A new Internet virus has surfaced that allows hackers to steal passwords, credit card numbers and other personal information when someone merely visits an infected Web site, government computer security experts warned this week.

Hundreds of Web sites have been targeted by the virus, which exploits flaws in Microsoft Corp.'s Windows Internet software, according to an alert issued Thursday by the U.S. Computer Emergency Readiness Team (US-CERT), a division of the Department of Homeland Security.

Infected sites were programmed to connect people using the Microsoft Internet Explorer browser to a Web site that contains code allowing hackers to record what users type, such as passwords and credit card and Social Security numbers. The code then e-mails that information to the anonymous attackers.

Government officials would not identify the infected sites; computer security vendors said many have taken steps to fix the problem.
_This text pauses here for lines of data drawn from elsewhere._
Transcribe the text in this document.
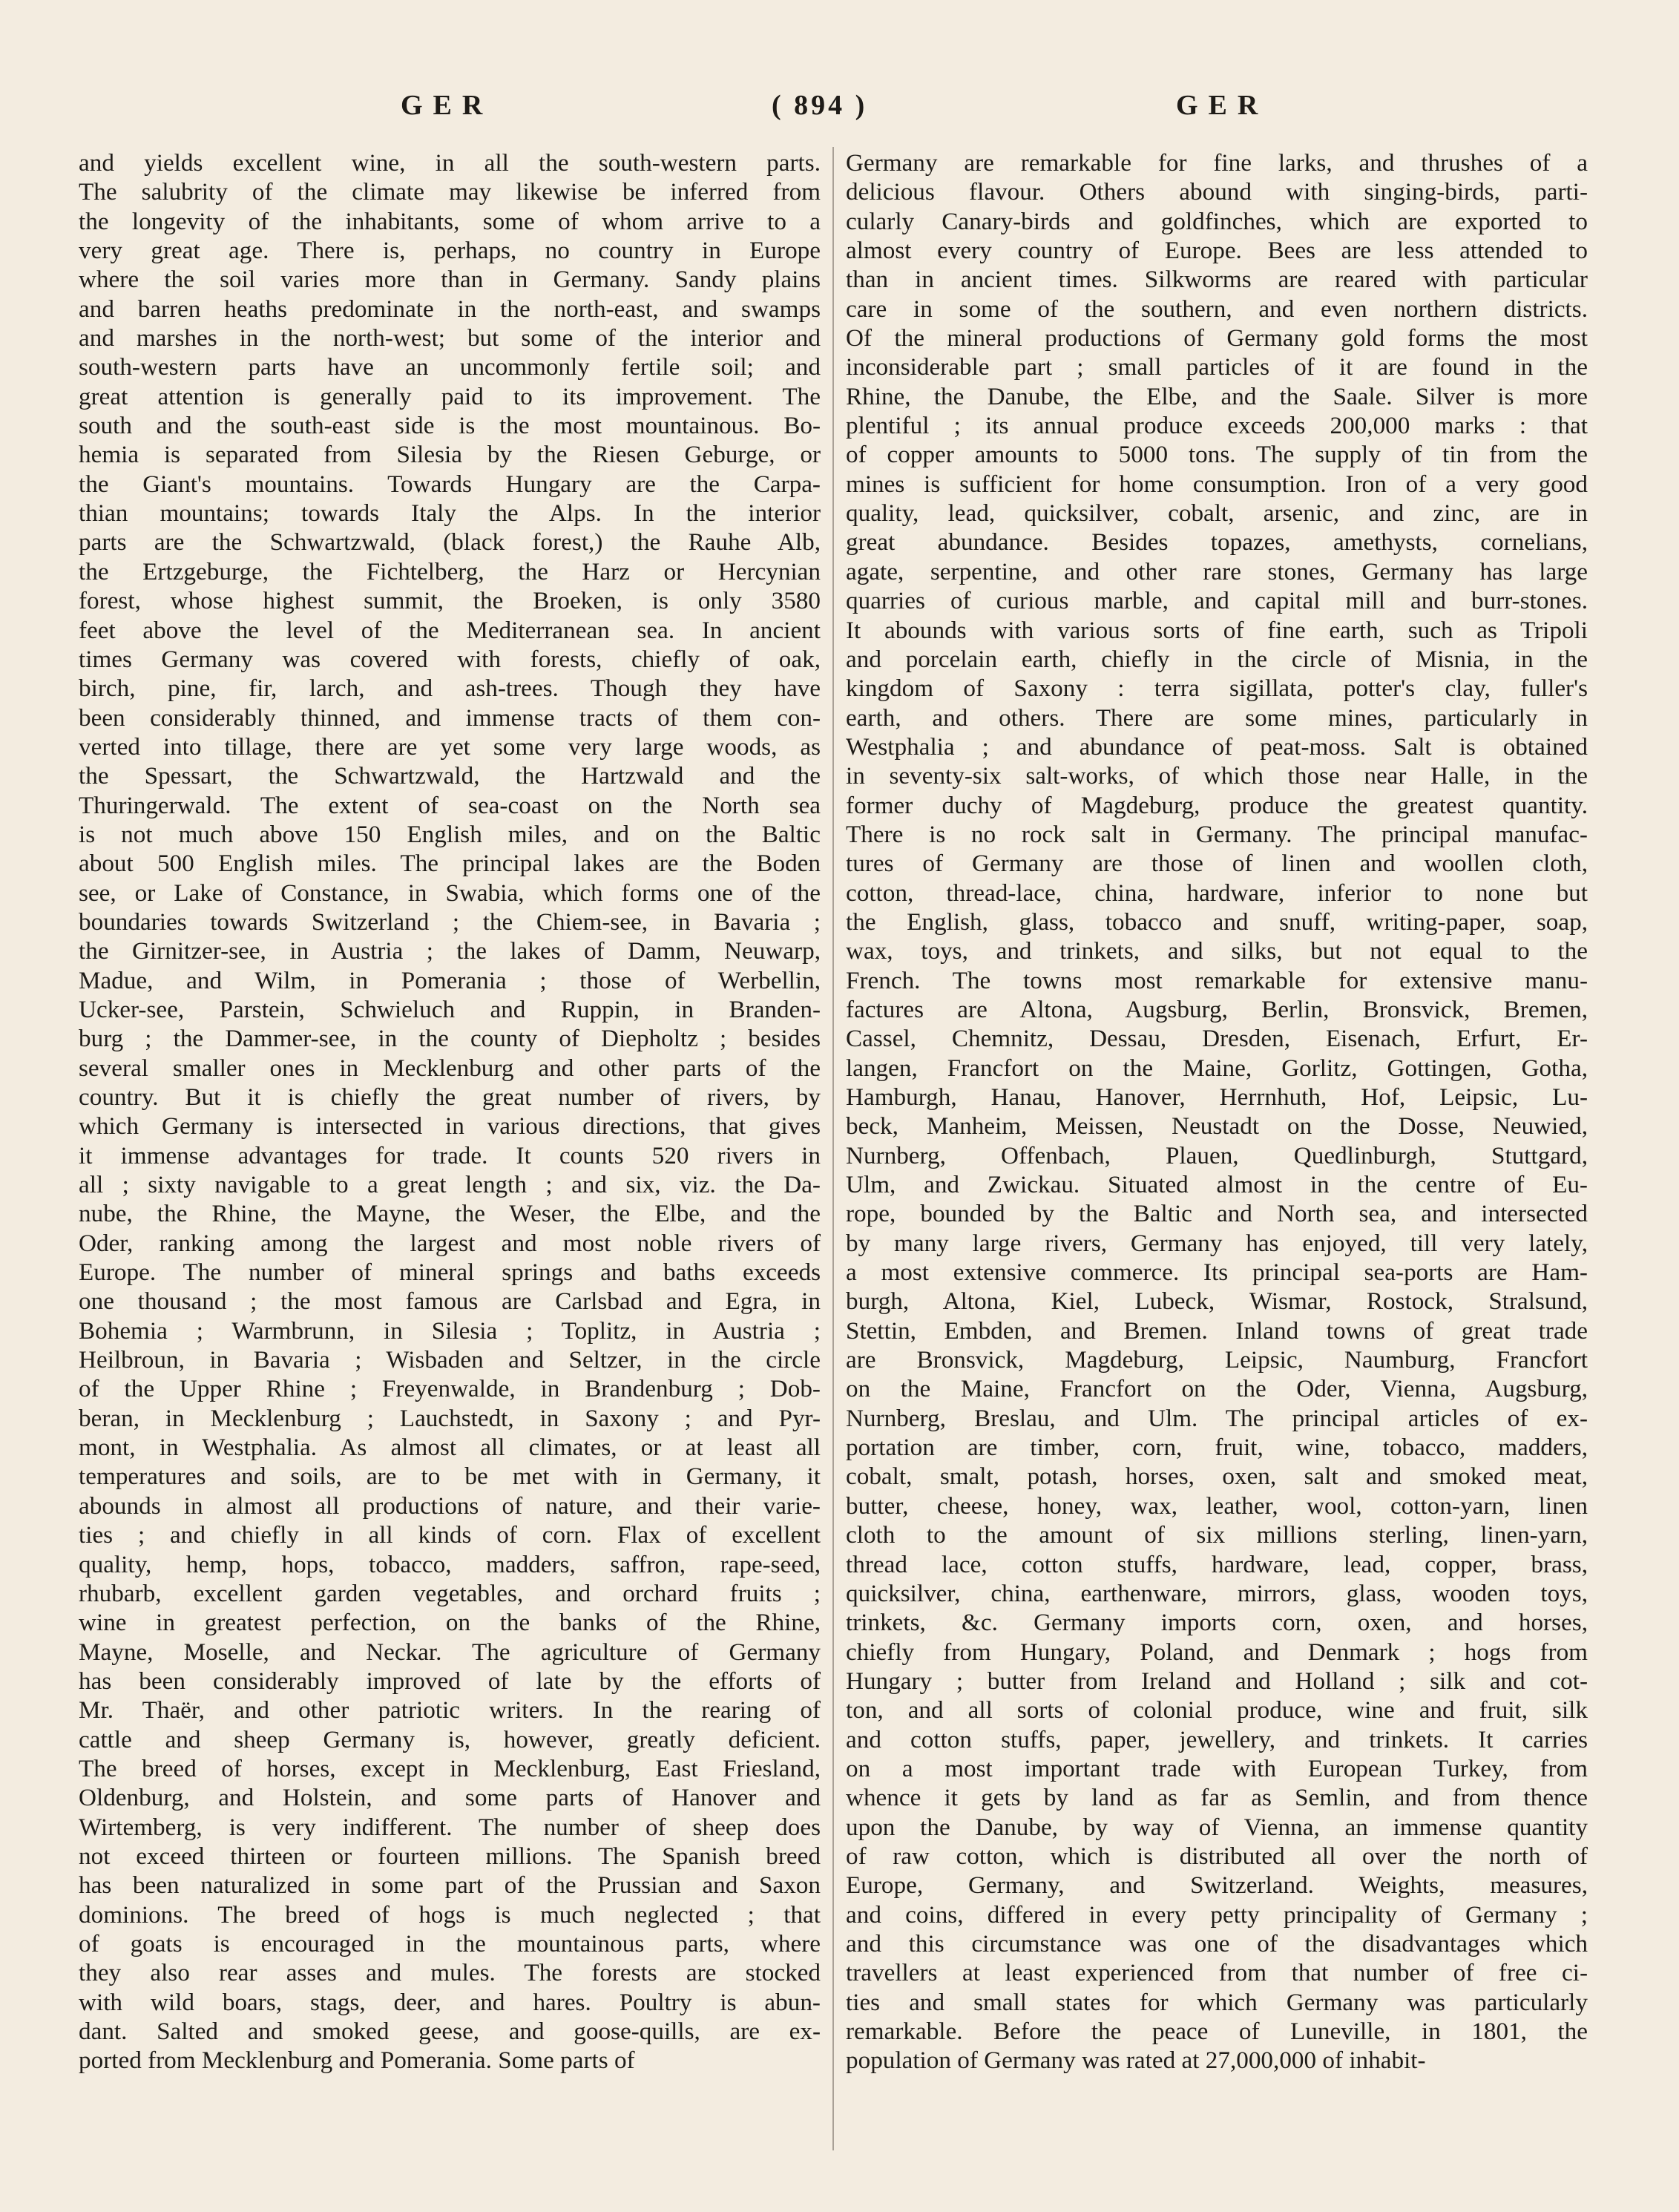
GER	( 894 )	GER
and yields excellent wine, in all the south-western parts.
The salubrity of the climate may likewise be inferred from
the longevity of the inhabitants, some of whom arrive to a
very great age. There is, perhaps, no country in Europe
where the soil varies more than in Germany. Sandy plains
and barren heaths predominate in the north-east, and swamps
and marshes in the north-west; but some of the interior and
south-western parts have an uncommonly fertile soil; and
great attention is generally paid to its improvement. The
south and the south-east side is the most mountainous. Bo-
hemia is separated from Silesia by the Riesen Geburge, or
the Giant's mountains. Towards Hungary are the Carpa-
thian mountains; towards Italy the Alps. In the interior
parts are the Schwartzwald, (black forest,) the Rauhe Alb,
the Ertzgeburge, the Fichtelberg, the Harz or Hercynian
forest, whose highest summit, the Broeken, is only 3580
feet above the level of the Mediterranean sea. In ancient
times Germany was covered with forests, chiefly of oak,
birch, pine, fir, larch, and ash-trees. Though they have
been considerably thinned, and immense tracts of them con-
verted into tillage, there are yet some very large woods, as
the Spessart, the Schwartzwald, the Hartzwald and the
Thuringerwald. The extent of sea-coast on the North sea
is not much above 150 English miles, and on the Baltic
about 500 English miles. The principal lakes are the Boden
see, or Lake of Constance, in Swabia, which forms one of the
boundaries towards Switzerland ; the Chiem-see, in Bavaria ;
the Girnitzer-see, in Austria ; the lakes of Damm, Neuwarp,
Madue, and Wilm, in Pomerania ; those of Werbellin,
Ucker-see, Parstein, Schwieluch and Ruppin, in Branden-
burg ; the Dammer-see, in the county of Diepholtz ; besides
several smaller ones in Mecklenburg and other parts of the
country. But it is chiefly the great number of rivers, by
which Germany is intersected in various directions, that gives
it immense advantages for trade. It counts 520 rivers in
all ; sixty navigable to a great length ; and six, viz. the Da-
nube, the Rhine, the Mayne, the Weser, the Elbe, and the
Oder, ranking among the largest and most noble rivers of
Europe. The number of mineral springs and baths exceeds
one thousand ; the most famous are Carlsbad and Egra, in
Bohemia ; Warmbrunn, in Silesia ; Toplitz, in Austria ;
Heilbroun, in Bavaria ; Wisbaden and Seltzer, in the circle
of the Upper Rhine ; Freyenwalde, in Brandenburg ; Dob-
beran, in Mecklenburg ; Lauchstedt, in Saxony ; and Pyr-
mont, in Westphalia. As almost all climates, or at least all
temperatures and soils, are to be met with in Germany, it
abounds in almost all productions of nature, and their varie-
ties ; and chiefly in all kinds of corn. Flax of excellent
quality, hemp, hops, tobacco, madders, saffron, rape-seed,
rhubarb, excellent garden vegetables, and orchard fruits ;
wine in greatest perfection, on the banks of the Rhine,
Mayne, Moselle, and Neckar. The agriculture of Germany
has been considerably improved of late by the efforts of
Mr. Thaër, and other patriotic writers. In the rearing of
cattle and sheep Germany is, however, greatly deficient.
The breed of horses, except in Mecklenburg, East Friesland,
Oldenburg, and Holstein, and some parts of Hanover and
Wirtemberg, is very indifferent. The number of sheep does
not exceed thirteen or fourteen millions. The Spanish breed
has been naturalized in some part of the Prussian and Saxon
dominions. The breed of hogs is much neglected ; that
of goats is encouraged in the mountainous parts, where
they also rear asses and mules. The forests are stocked
with wild boars, stags, deer, and hares. Poultry is abun-
dant. Salted and smoked geese, and goose-quills, are ex-
ported from Mecklenburg and Pomerania. Some parts of
Germany are remarkable for fine larks, and thrushes of a
delicious flavour. Others abound with singing-birds, parti-
cularly Canary-birds and goldfinches, which are exported to
almost every country of Europe. Bees are less attended to
than in ancient times. Silkworms are reared with particular
care in some of the southern, and even northern districts.
Of the mineral productions of Germany gold forms the most
inconsiderable part ; small particles of it are found in the
Rhine, the Danube, the Elbe, and the Saale. Silver is more
plentiful ; its annual produce exceeds 200,000 marks : that
of copper amounts to 5000 tons. The supply of tin from the
mines is sufficient for home consumption. Iron of a very good
quality, lead, quicksilver, cobalt, arsenic, and zinc, are in
great abundance. Besides topazes, amethysts, cornelians,
agate, serpentine, and other rare stones, Germany has large
quarries of curious marble, and capital mill and burr-stones.
It abounds with various sorts of fine earth, such as Tripoli
and porcelain earth, chiefly in the circle of Misnia, in the
kingdom of Saxony : terra sigillata, potter's clay, fuller's
earth, and others. There are some mines, particularly in
Westphalia ; and abundance of peat-moss. Salt is obtained
in seventy-six salt-works, of which those near Halle, in the
former duchy of Magdeburg, produce the greatest quantity.
There is no rock salt in Germany. The principal manufac-
tures of Germany are those of linen and woollen cloth,
cotton, thread-lace, china, hardware, inferior to none but
the English, glass, tobacco and snuff, writing-paper, soap,
wax, toys, and trinkets, and silks, but not equal to the
French. The towns most remarkable for extensive manu-
factures are Altona, Augsburg, Berlin, Bronsvick, Bremen,
Cassel, Chemnitz, Dessau, Dresden, Eisenach, Erfurt, Er-
langen, Francfort on the Maine, Gorlitz, Gottingen, Gotha,
Hamburgh, Hanau, Hanover, Herrnhuth, Hof, Leipsic, Lu-
beck, Manheim, Meissen, Neustadt on the Dosse, Neuwied,
Nurnberg, Offenbach, Plauen, Quedlinburgh, Stuttgard,
Ulm, and Zwickau. Situated almost in the centre of Eu-
rope, bounded by the Baltic and North sea, and intersected
by many large rivers, Germany has enjoyed, till very lately,
a most extensive commerce. Its principal sea-ports are Ham-
burgh, Altona, Kiel, Lubeck, Wismar, Rostock, Stralsund,
Stettin, Embden, and Bremen. Inland towns of great trade
are Bronsvick, Magdeburg, Leipsic, Naumburg, Francfort
on the Maine, Francfort on the Oder, Vienna, Augsburg,
Nurnberg, Breslau, and Ulm. The principal articles of ex-
portation are timber, corn, fruit, wine, tobacco, madders,
cobalt, smalt, potash, horses, oxen, salt and smoked meat,
butter, cheese, honey, wax, leather, wool, cotton-yarn, linen
cloth to the amount of six millions sterling, linen-yarn,
thread lace, cotton stuffs, hardware, lead, copper, brass,
quicksilver, china, earthenware, mirrors, glass, wooden toys,
trinkets, &c. Germany imports corn, oxen, and horses,
chiefly from Hungary, Poland, and Denmark ; hogs from
Hungary ; butter from Ireland and Holland ; silk and cot-
ton, and all sorts of colonial produce, wine and fruit, silk
and cotton stuffs, paper, jewellery, and trinkets. It carries
on a most important trade with European Turkey, from
whence it gets by land as far as Semlin, and from thence
upon the Danube, by way of Vienna, an immense quantity
of raw cotton, which is distributed all over the north of
Europe, Germany, and Switzerland. Weights, measures,
and coins, differed in every petty principality of Germany ;
and this circumstance was one of the disadvantages which
travellers at least experienced from that number of free ci-
ties and small states for which Germany was particularly
remarkable. Before the peace of Luneville, in 1801, the
population of Germany was rated at 27,000,000 of inhabit-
In addition, most large Internet service providers have stopped forwarding Web traffic to the Russian Web site that apparently hosts the software that records what is typed, minimizing the theft of data, officials said.

Among the several Web sites hit by the virus, dubbed "js.scob.trojan" by one antivirus vendor, were the Web sites of the Kelley Blue Book automobile pricing guide and MinervaHealth Inc., a Jackson, Wyo., company that provides online financial services for hospitals and health care businesses.